For these students, gym class became the class to dread. The ropes course activities were both physically and mentally demanding. In addition to strength and endurance, every climbing activity involved the fearful act of jumping, whether it was swinging through the air from one platform to another or jumping off after completing the climb. Despite many classmates voicing a fear of falling, each student was forced to complete every single activity.
The course need not be completely removed from the curriculum, however. Not all students reacted negatively to the situation. Some thoroughly enjoyed the activities, eagerly redoing many of them blindfolded. The unit was easy for those students to complete, but it disregarded the debilitating fears that other students expressed time and again. Existing units like cardio and drown-proofing can be highly beneficial to students in their futures, as well as challenging them at the same time.
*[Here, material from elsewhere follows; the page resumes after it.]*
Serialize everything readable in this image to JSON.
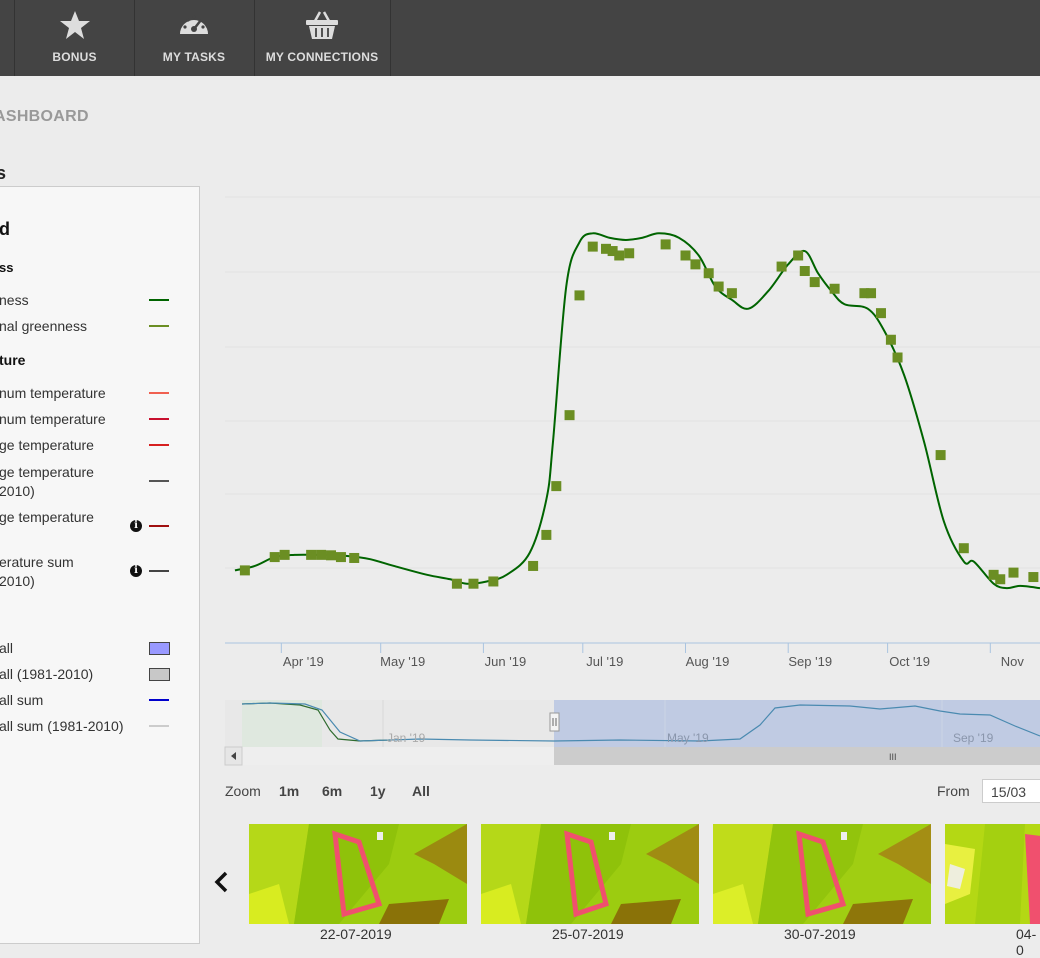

Realistically speaking, however, after completing the ropes course, most of us will not need to know how to swing from a nearly twenty foot tall balcony to a hanging cargo net, or how to walk across a ceiling pipe with no handholds. The unit created unnecessary terror for those who have trouble performing physical activities, especially at such great heights. Students should learn to deal with being put in uncomfortable situations, but requiring that students complete the ropes course in order to graduate is not the way to do it.